A ces influences de contemporains, il faudrait peut-être ajouter le non-dit de celle de Nietzsche qui, il est vrai, imprégnait alors tant l’air du temps qu’elle n’avait pas besoin d’être directe.
Une culture commune
Mais à vrai dire, le jeune Charles de Gaulle était-il vraiment à la recherche de maîtres à penser ? Il est bien connu que , très jeune, il ne se prenait pas pour n’importe qui - à raison d‘ailleurs. Quoiqu’un peu plus âgé, Maurras avait-il de quoi l’impressionner réellement ? Les nombreuses idées qu’ils avaient en commun n’ étaient-elles pas si évidentes pour les patriotes de sa génération qu’elles ne pouvaient guère l’enrichir beaucoup, soit qu’elles appartiennent à un fond anthropologique multiséculaire : tout groupe a besoin d’un chef, ce chef doit être indépendant, il doit être accepté, il ne peut régner de manière arbitraire mais doit avoir les moyens d’agir , soit qu’elles proviennent de l’histoire de France telle qu’elle lui avait été enseignée par son père , catholique , monarchiste, patriote et professeur d’histoire : la France, fille aînée de l’Eglise, sa place centrale dans l’ Europe, l’importance de l’héritage capétien, le rôle de l’Etat, la menace allemande.

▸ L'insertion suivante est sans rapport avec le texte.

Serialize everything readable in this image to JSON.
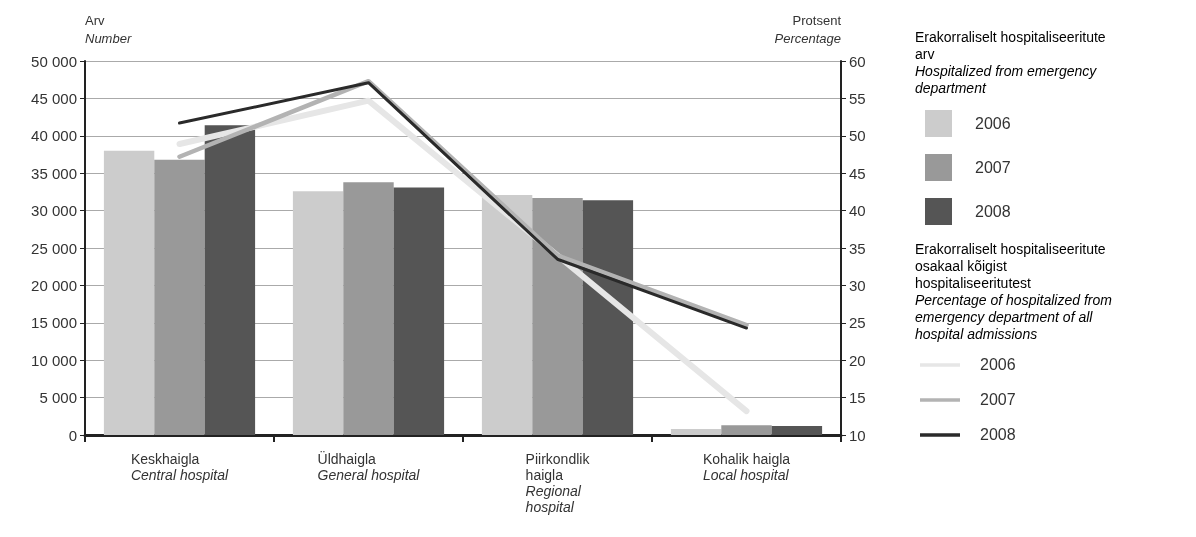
{
  "chart_data": {
    "type": "bar",
    "ylabel": "Arv\nNumber",
    "y2label": "Protsent\nPercentage",
    "legend_title": "Erakorraliselt hospitaliseeritute arv\nHospitalized from emergency department",
    "annotations": [
      "Erakorraliselt hospitaliseeritute osakaal kõigist hospitaliseeritutest\nPercentage of hospitalized from emergency department of all hospital admissions"
    ],
    "categories": [
      "Keskhaigla\nCentral hospital",
      "Üldhaigla\nGeneral hospital",
      "Piirkondlik haigla\nRegional hospital",
      "Kohalik haigla\nLocal hospital"
    ],
    "series": [
      {
        "name": "2006",
        "color": "#cccccc",
        "values": [
          38000,
          32600,
          32100,
          800
        ]
      },
      {
        "name": "2007",
        "color": "#999999",
        "values": [
          36800,
          33800,
          31700,
          1300
        ]
      },
      {
        "name": "2008",
        "color": "#555555",
        "values": [
          41400,
          33100,
          31400,
          1200
        ]
      },
      {
        "name": "2006",
        "type": "line",
        "axis": "y2",
        "color": "#e6e6e6",
        "values": [
          48.9,
          54.7,
          34,
          13.2
        ]
      },
      {
        "name": "2007",
        "type": "line",
        "axis": "y2",
        "color": "#b3b3b3",
        "values": [
          47.2,
          57.3,
          34,
          24.7
        ]
      },
      {
        "name": "2008",
        "type": "line",
        "axis": "y2",
        "color": "#2a2a2a",
        "values": [
          51.7,
          57.1,
          33.5,
          24.3
        ]
      }
    ],
    "ylim": [
      0,
      50000
    ],
    "yticks": [
      {
        "value": 0,
        "label": "0"
      },
      {
        "value": 5000,
        "label": "5 000"
      },
      {
        "value": 10000,
        "label": "10 000"
      },
      {
        "value": 15000,
        "label": "15 000"
      },
      {
        "value": 20000,
        "label": "20 000"
      },
      {
        "value": 25000,
        "label": "25 000"
      },
      {
        "value": 30000,
        "label": "30 000"
      },
      {
        "value": 35000,
        "label": "35 000"
      },
      {
        "value": 40000,
        "label": "40 000"
      },
      {
        "value": 45000,
        "label": "45 000"
      },
      {
        "value": 50000,
        "label": "50 000"
      }
    ],
    "y2lim": [
      10,
      60
    ],
    "y2ticks": [
      10,
      15,
      20,
      25,
      30,
      35,
      40,
      45,
      50,
      55,
      60
    ],
    "grid": "y",
    "legend": "right",
    "marker": "none"
  }
}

Maurras n’a en effet pas tout inventé : dès l’enfance, De Gaulle connaissait comme lui la politique des rois capétiens, de François Ier, de Richelieu. L’un et l’autre avaient lu Michelet, Renan, Taine. Ils étaient tous les deux tributaires d’une culture commune, largement répandue dans la bourgeoisie patriote ( et la noblesse !) du XIXe siècle qui suffit à expliquer leurs convergences sans qu’il y ait lieu d’en déduire une influence. Convergence aussi sur une vision organique de la société , issue chez Maurras des nostalgies de l’Ancien régime, atténuée chez De Gaulle qui la trouva davantage dans le catholicisme social de la Tour du Pin et qui, de toutes façons, était dans l’air du temps.
Cela ne doit pas nous conduire à sous-estimer leurs différences.

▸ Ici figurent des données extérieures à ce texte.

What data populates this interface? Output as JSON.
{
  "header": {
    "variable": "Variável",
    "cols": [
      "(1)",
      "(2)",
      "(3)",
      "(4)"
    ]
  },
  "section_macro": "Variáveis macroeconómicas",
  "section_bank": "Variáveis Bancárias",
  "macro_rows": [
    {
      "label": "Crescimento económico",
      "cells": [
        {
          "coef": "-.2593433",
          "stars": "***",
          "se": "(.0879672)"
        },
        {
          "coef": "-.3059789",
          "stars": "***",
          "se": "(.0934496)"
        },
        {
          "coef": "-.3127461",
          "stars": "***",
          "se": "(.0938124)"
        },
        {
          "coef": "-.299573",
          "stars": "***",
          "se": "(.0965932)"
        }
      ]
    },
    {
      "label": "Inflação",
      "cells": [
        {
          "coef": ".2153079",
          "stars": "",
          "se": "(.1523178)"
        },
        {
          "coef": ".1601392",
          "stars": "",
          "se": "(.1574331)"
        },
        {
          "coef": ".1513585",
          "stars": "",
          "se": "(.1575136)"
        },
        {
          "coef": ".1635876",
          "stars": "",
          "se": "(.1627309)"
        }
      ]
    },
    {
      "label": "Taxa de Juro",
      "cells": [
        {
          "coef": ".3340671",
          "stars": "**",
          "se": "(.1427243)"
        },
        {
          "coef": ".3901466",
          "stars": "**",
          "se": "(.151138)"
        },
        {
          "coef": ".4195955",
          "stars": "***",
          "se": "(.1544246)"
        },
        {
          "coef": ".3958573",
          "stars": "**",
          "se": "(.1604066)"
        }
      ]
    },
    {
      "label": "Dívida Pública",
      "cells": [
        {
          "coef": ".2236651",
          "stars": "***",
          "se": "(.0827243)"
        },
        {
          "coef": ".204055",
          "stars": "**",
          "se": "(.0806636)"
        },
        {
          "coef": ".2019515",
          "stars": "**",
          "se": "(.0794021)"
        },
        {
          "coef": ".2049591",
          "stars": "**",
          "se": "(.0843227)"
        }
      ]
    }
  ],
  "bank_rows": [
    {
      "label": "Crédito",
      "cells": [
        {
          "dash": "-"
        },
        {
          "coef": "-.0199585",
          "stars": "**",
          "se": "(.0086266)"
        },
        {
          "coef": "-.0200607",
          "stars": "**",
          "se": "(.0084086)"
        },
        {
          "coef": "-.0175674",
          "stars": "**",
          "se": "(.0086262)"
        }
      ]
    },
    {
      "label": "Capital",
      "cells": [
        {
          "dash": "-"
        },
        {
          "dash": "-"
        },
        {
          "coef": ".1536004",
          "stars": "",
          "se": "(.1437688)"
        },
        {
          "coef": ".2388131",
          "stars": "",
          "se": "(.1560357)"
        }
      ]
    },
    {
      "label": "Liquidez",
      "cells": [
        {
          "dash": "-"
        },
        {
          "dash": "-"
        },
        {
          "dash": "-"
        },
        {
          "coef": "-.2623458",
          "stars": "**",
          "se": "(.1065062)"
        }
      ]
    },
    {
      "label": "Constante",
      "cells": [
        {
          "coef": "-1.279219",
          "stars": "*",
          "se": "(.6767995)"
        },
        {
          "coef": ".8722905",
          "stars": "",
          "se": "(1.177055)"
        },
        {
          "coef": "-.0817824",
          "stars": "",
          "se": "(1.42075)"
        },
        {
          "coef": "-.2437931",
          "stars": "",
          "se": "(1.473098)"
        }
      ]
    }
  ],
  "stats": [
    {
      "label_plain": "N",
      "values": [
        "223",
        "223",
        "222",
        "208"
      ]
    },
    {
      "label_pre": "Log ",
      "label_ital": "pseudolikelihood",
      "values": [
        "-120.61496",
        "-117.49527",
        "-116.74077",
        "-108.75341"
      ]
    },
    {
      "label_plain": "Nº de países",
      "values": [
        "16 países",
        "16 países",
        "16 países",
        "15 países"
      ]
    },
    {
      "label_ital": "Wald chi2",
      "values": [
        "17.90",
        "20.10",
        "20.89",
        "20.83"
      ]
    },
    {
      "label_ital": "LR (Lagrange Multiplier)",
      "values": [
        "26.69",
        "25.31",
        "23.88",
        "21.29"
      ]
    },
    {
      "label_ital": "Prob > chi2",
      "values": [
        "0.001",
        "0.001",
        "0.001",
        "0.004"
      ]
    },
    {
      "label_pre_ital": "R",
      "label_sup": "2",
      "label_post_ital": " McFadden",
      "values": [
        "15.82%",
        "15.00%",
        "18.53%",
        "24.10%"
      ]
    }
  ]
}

La première explique largement que De Gaulle n’ait jamais vraiment cherché à restaurer la monarchie : son refus radical de toute démarche utopique .
Le refus de l’utopie
Le XXe siècle fut le grand siècle des utopies – autrement dit des idéologies. Ce n’est pas par hasard si De Gaulle se trouva toujours dans le camp adverse de ces idéologies : contre le socialisme national ( dit en allemand nazisme), même si le sens du combat de la France libre fut d’abord de libérer le territoire, contre le communisme : les puristes lui reprochent , à tort selon nous, l’orientation anticommuniste du RPF ; contre l’utopie de l’intégration franco-algérienne, contre l’Europe monnetiste qui n’était en réalité qu’un faux nez de l’utopie mondialiste, aujourd’hui hégémonique. Face au mondialisme, le combat commença le soir du 18 juin , où Monnet qui en était un ferme partisan intervint pour que la BBC ferme ses portes à De Gaulle, ce que Churchill refusa ! Et personne ne doit être choqué que la guerre étant selon lui déjà perdue par l’Allemagne, il ait pensé que la survie de la France allait se jouer au sein du camp des vainqueurs.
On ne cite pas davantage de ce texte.